A Nigerian gay rights activist has won her right to asylum in the UK, 13 years after she arrived in the country.

She had previously been denied asylum twice by the Home Office who accused her of lying that she was a lesbian.

Aderonke Apata said that she had been persecuted in her home country where both male and female same-sex activity is illegal.

She said that she feared for her life if she was deported back to Nigeria.

When she filed for asylum in 2012 the judge claimed she was lying about her sexuality, saying: “What is believed is that you have presented yourself as a lesbian solely to establish a claim for international protection in an attempt to thwart your removal. It is considered that your actions are not genuine and simply a cynical way of gaining status in the UK.”

In 2012 she was also placed in solitary confinement for a week at the Yarl’s Wood Immigration Removal Centre in Bedfordshire.

Following a campaign on her behalf, which included human rights activist Peter Tatchell, the Home Office reversed its decision earlier this month and granted her permission to stay in the UK.

“I was just crying on the phone with my solicitor when he broke the news to me,” she said. “I must have embarrassed him.
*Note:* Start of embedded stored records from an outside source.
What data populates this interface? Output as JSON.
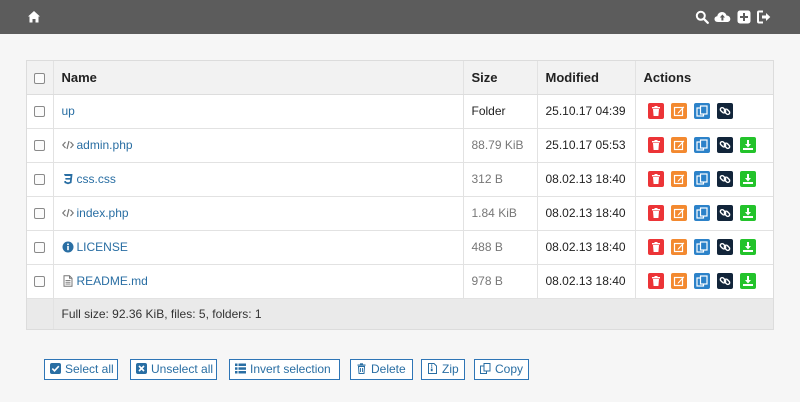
{
  "table": {
    "headers": {
      "name": "Name",
      "size": "Size",
      "modified": "Modified",
      "actions": "Actions"
    },
    "rows": [
      {
        "name": "up",
        "size": "Folder",
        "modified": "25.10.17 04:39",
        "icon": "arrow-up-folder-icon"
      },
      {
        "name": "admin.php",
        "size": "88.79 KiB",
        "modified": "25.10.17 05:53",
        "icon": "code-icon"
      },
      {
        "name": "css.css",
        "size": "312 B",
        "modified": "08.02.13 18:40",
        "icon": "css3-icon"
      },
      {
        "name": "index.php",
        "size": "1.84 KiB",
        "modified": "08.02.13 18:40",
        "icon": "code-icon"
      },
      {
        "name": "LICENSE",
        "size": "488 B",
        "modified": "08.02.13 18:40",
        "icon": "info-circle-icon"
      },
      {
        "name": "README.md",
        "size": "978 B",
        "modified": "08.02.13 18:40",
        "icon": "file-text-icon"
      }
    ],
    "footer": "Full size: 92.36 KiB, files: 5, folders: 1"
  },
  "buttons": {
    "select_all": "Select all",
    "unselect_all": "Unselect all",
    "invert_selection": "Invert selection",
    "delete": "Delete",
    "zip": "Zip",
    "copy": "Copy"
  },
  "colors": {
    "topbar": "#5c5c5c",
    "link": "#296ea3",
    "delete": "#ec3437",
    "rename": "#f3892f",
    "copy": "#2c82c9",
    "direct_link": "#12253a",
    "download": "#23c32b"
  }
}
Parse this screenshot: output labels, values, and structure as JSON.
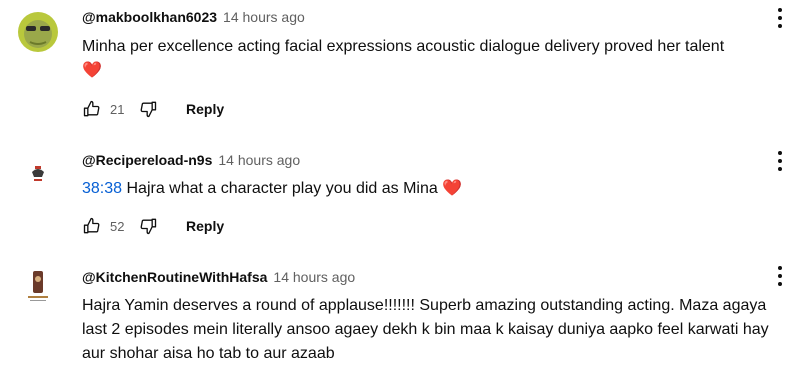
{
  "comments": [
    {
      "author": "@makboolkhan6023",
      "time": "14 hours ago",
      "text": "Minha per excellence acting facial expressions acoustic dialogue delivery proved her talent",
      "heart": "❤️",
      "likes": "21",
      "reply": "Reply"
    },
    {
      "author": "@Recipereload-n9s",
      "time": "14 hours ago",
      "timestamp": "38:38",
      "text": " Hajra what a character play you did as Mina ",
      "heart": "❤️",
      "likes": "52",
      "reply": "Reply"
    },
    {
      "author": "@KitchenRoutineWithHafsa",
      "time": "14 hours ago",
      "text": "Hajra Yamin deserves a round of applause!!!!!!! Superb amazing outstanding acting. Maza agaya last 2 episodes mein literally ansoo agaey dekh k bin maa k kaisay duniya aapko feel karwati hay aur shohar aisa ho tab to aur azaab"
    }
  ],
  "icons": {
    "like": "thumb-up-icon",
    "dislike": "thumb-down-icon",
    "more": "more-vert-icon"
  }
}
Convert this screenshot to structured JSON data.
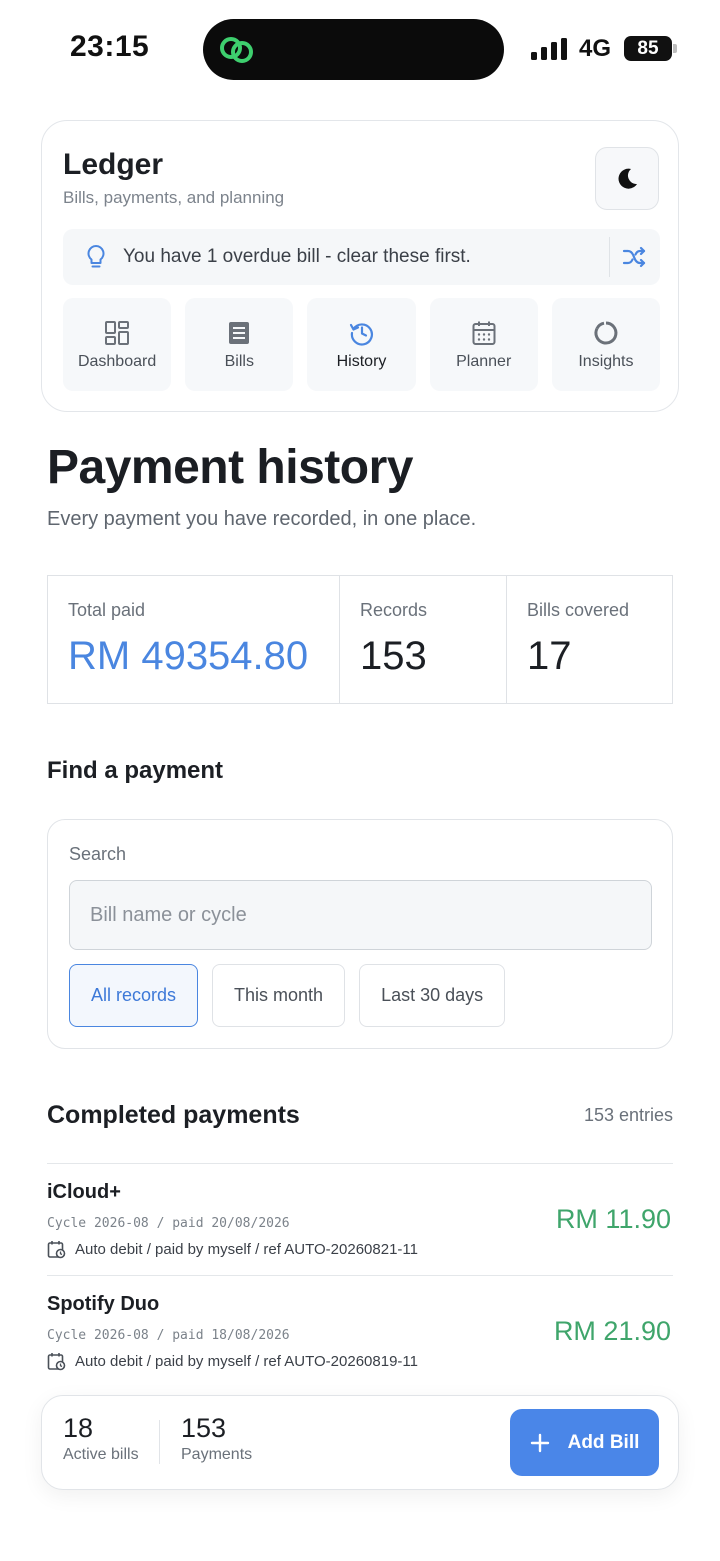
{
  "status_bar": {
    "time": "23:15",
    "network": "4G",
    "battery": "85"
  },
  "header": {
    "title": "Ledger",
    "subtitle": "Bills, payments, and planning",
    "theme_icon": "moon-icon",
    "tip": {
      "icon": "lightbulb-icon",
      "text": "You have 1 overdue bill - clear these first.",
      "action_icon": "shuffle-icon"
    }
  },
  "nav": {
    "items": [
      {
        "label": "Dashboard",
        "icon": "dashboard-icon"
      },
      {
        "label": "Bills",
        "icon": "receipt-icon"
      },
      {
        "label": "History",
        "icon": "history-icon",
        "active": true
      },
      {
        "label": "Planner",
        "icon": "calendar-icon"
      },
      {
        "label": "Insights",
        "icon": "donut-icon"
      }
    ]
  },
  "page": {
    "title": "Payment history",
    "subtitle": "Every payment you have recorded, in one place."
  },
  "stats": {
    "total_paid": {
      "label": "Total paid",
      "value": "RM 49354.80"
    },
    "records": {
      "label": "Records",
      "value": "153"
    },
    "bills_covered": {
      "label": "Bills covered",
      "value": "17"
    }
  },
  "find": {
    "title": "Find a payment",
    "search_label": "Search",
    "search_placeholder": "Bill name or cycle",
    "search_value": "",
    "filters": [
      {
        "label": "All records",
        "active": true
      },
      {
        "label": "This month"
      },
      {
        "label": "Last 30 days"
      }
    ]
  },
  "payments": {
    "title": "Completed payments",
    "count": "153 entries",
    "items": [
      {
        "name": "iCloud+",
        "cycle": "Cycle 2026-08 / paid 20/08/2026",
        "meta": "Auto debit / paid by myself / ref AUTO-20260821-11",
        "amount": "RM 11.90"
      },
      {
        "name": "Spotify Duo",
        "cycle": "Cycle 2026-08 / paid 18/08/2026",
        "meta": "Auto debit / paid by myself / ref AUTO-20260819-11",
        "amount": "RM 21.90"
      }
    ]
  },
  "bottom_bar": {
    "active_bills": {
      "value": "18",
      "label": "Active bills"
    },
    "payments": {
      "value": "153",
      "label": "Payments"
    },
    "add_button": "Add Bill"
  },
  "colors": {
    "accent": "#4a86e8",
    "positive": "#3fa56b",
    "island_icon": "#3ecf6e"
  }
}
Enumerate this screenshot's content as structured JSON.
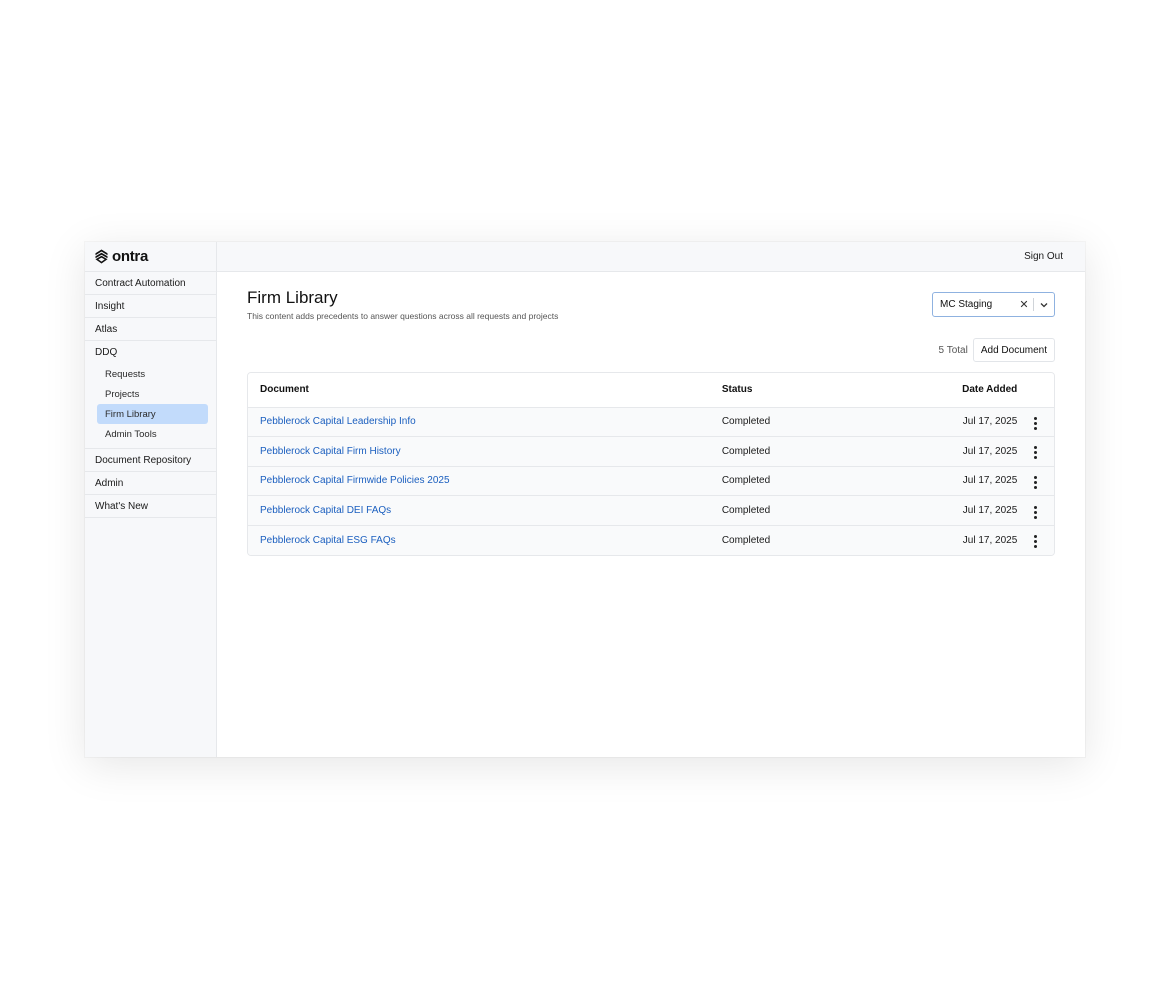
{
  "brand": {
    "name": "ontra"
  },
  "sidebar": {
    "items": [
      {
        "label": "Contract Automation"
      },
      {
        "label": "Insight"
      },
      {
        "label": "Atlas"
      }
    ],
    "ddq": {
      "label": "DDQ",
      "children": [
        {
          "label": "Requests"
        },
        {
          "label": "Projects"
        },
        {
          "label": "Firm Library",
          "active": true
        },
        {
          "label": "Admin Tools"
        }
      ]
    },
    "items_after": [
      {
        "label": "Document Repository"
      },
      {
        "label": "Admin"
      },
      {
        "label": "What's New"
      }
    ]
  },
  "header": {
    "sign_out": "Sign Out"
  },
  "page": {
    "title": "Firm Library",
    "subtitle": "This content adds precedents to answer questions across all requests and projects"
  },
  "org_select": {
    "value": "MC Staging",
    "clear_glyph": "✕",
    "chevron_glyph": "⌄"
  },
  "toolbar": {
    "total": "5 Total",
    "add_label": "Add Document"
  },
  "table": {
    "columns": {
      "document": "Document",
      "status": "Status",
      "date": "Date Added"
    },
    "rows": [
      {
        "document": "Pebblerock Capital Leadership Info",
        "status": "Completed",
        "date": "Jul 17, 2025"
      },
      {
        "document": "Pebblerock Capital Firm History",
        "status": "Completed",
        "date": "Jul 17, 2025"
      },
      {
        "document": "Pebblerock Capital Firmwide Policies 2025",
        "status": "Completed",
        "date": "Jul 17, 2025"
      },
      {
        "document": "Pebblerock Capital DEI FAQs",
        "status": "Completed",
        "date": "Jul 17, 2025"
      },
      {
        "document": "Pebblerock Capital ESG FAQs",
        "status": "Completed",
        "date": "Jul 17, 2025"
      }
    ]
  },
  "colors": {
    "accent": "#1b5fbf",
    "active_nav": "#c2dbfb",
    "sidebar_bg": "#f7f8fa"
  },
  "icons": {
    "logo": "ontra-logo-icon",
    "clear": "close-icon",
    "chevron": "chevron-down-icon",
    "row_menu": "more-vertical-icon"
  }
}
I wasn’t assimilating all of the information he was giving to me on the phone as I was crying and singing.”

Peter Tatchell said: “I am delighted that Aderonke has finally won refugee status but outraged that the Home Office took so long and fought so hard to stop her.

“They locked her up without justification, drove her to severe depression and tried ceaselessly to deport her. The asylum system is homophobic and unjust. It needs radical reform.”

The Home Office declined to comment.